Staff helped us remember how to frame things - is this a party for the benefit of US or is it something for benefit of MOM?
Please keep us in the loop.
There are interesting times ahead . . .
Peace - Deeve

As for the "party" celebrating Mom's 91st birthday, it didn't involve other family members. Well, that's not entirely accurate; they did call her on her day.

But because my siblings live in north Texas, it was up to us down here to have activities/a "party" for her. My wife Beth took Mom to get her hair done and a manicure. Then we took her out to lunch at our favorite restaurant. Then we took a scenic drive in our fair city. And that was it.

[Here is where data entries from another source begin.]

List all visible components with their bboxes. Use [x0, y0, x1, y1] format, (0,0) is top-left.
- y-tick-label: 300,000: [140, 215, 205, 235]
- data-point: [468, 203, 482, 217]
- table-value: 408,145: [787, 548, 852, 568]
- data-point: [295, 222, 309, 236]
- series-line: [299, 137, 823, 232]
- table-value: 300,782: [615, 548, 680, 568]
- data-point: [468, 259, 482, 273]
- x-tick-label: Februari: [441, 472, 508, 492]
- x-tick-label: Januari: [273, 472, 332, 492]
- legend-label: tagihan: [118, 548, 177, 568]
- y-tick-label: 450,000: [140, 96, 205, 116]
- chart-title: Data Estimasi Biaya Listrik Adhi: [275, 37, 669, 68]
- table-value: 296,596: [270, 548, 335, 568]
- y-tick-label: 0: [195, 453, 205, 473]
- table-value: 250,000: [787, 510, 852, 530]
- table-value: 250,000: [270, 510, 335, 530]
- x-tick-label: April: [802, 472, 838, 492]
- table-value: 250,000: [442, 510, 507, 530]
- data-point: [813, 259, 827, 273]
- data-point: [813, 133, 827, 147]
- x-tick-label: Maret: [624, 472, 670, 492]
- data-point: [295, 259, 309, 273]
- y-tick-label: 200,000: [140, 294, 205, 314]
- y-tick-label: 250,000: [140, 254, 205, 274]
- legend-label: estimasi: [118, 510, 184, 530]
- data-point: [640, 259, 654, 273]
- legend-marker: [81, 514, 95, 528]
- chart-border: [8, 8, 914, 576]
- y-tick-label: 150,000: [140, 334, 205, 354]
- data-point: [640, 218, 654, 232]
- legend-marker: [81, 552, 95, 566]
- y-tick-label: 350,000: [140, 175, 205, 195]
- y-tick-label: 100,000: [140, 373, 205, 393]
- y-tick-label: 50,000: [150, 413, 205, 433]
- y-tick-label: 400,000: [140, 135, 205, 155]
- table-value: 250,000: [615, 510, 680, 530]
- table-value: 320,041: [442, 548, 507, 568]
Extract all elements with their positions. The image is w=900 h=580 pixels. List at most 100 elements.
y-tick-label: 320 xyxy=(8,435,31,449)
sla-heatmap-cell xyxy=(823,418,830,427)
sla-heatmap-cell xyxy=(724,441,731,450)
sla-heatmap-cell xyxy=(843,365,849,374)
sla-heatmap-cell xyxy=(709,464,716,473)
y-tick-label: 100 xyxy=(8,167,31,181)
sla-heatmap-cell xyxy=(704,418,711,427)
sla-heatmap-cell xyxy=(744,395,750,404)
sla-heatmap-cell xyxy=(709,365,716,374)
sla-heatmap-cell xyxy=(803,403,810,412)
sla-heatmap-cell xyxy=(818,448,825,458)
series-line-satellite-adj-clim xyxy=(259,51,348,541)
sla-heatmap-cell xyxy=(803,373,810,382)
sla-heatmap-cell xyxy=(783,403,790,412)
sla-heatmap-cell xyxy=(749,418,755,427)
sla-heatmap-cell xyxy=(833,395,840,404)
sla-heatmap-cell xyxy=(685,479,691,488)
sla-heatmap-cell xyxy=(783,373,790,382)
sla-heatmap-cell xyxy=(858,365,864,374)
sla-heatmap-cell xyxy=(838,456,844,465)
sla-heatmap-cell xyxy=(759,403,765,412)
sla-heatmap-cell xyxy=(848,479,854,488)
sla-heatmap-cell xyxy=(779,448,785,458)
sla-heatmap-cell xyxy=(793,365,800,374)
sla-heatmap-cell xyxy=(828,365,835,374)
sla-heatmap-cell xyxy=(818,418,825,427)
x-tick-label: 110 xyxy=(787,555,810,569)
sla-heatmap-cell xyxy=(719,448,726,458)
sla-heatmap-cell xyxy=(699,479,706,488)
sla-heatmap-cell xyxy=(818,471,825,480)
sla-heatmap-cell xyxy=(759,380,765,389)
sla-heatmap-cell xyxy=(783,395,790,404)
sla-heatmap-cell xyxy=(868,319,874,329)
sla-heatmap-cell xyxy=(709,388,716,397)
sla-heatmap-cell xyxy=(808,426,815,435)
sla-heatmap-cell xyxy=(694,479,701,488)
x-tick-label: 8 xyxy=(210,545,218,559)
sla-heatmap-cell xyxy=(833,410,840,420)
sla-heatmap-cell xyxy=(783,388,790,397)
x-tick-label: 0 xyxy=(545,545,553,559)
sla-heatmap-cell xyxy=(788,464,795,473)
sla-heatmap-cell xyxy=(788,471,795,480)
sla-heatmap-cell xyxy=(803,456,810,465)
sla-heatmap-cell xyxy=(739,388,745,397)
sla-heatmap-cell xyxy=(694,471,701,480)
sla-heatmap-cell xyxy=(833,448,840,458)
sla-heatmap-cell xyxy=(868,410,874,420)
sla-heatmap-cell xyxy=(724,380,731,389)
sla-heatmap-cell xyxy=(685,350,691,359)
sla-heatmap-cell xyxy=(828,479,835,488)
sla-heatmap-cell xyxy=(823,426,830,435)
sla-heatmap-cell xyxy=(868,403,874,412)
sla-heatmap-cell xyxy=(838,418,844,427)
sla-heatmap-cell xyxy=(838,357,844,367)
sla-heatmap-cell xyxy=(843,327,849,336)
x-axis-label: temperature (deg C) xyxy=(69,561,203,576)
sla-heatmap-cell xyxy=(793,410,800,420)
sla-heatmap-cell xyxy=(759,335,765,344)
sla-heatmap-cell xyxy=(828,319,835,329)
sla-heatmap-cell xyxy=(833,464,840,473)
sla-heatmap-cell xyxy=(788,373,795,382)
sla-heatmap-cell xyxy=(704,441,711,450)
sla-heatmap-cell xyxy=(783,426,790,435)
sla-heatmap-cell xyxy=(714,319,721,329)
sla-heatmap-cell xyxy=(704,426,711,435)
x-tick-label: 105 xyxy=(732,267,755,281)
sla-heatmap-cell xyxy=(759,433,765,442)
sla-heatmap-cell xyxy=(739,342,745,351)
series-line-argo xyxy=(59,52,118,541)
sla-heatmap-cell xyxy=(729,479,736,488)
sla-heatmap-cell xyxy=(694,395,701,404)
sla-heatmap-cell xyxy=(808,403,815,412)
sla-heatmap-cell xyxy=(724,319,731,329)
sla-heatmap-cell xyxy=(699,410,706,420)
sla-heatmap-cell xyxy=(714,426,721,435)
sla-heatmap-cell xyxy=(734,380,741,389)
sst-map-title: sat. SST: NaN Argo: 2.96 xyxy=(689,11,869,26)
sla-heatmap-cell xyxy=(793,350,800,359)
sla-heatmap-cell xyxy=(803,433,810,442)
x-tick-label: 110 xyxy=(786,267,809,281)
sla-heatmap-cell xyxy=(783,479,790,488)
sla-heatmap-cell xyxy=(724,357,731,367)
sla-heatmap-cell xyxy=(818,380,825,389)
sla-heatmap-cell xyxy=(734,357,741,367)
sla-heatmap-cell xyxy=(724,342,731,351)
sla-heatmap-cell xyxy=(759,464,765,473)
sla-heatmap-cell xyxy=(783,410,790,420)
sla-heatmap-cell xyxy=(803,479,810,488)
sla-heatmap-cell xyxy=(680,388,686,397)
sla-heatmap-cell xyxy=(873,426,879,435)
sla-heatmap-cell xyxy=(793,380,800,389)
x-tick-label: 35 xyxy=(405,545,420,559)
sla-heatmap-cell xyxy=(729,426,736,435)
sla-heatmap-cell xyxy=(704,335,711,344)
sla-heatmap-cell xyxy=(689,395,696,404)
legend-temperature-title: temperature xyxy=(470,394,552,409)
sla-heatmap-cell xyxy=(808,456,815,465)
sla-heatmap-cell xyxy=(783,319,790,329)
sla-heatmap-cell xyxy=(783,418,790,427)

What we're dealing with now is how to get things done while having to "babysit" Mom. If we get task oriented and don't engage her or give her some task, she zones out, as in sitting there with a glassy-eyed stare not doing a thing. If that lasts for very long, she goes to her room (my former man cave) and takes a nap.

That's what just happened, which is why I've got a little time to check in here. Beth was in her usual can't-sit-still-gotta-get-things-done mode, I was trying to take care of some of Mom's business by answering a realtor's email. Mom asked if there was anything we needed her to do, and when we said "No," she went to her room and lay down. She had only been awake for about an hour.

There's more I'd like to say, but it's not directly about Mom or her Alzheimer's, so I'll post a new thread when I can.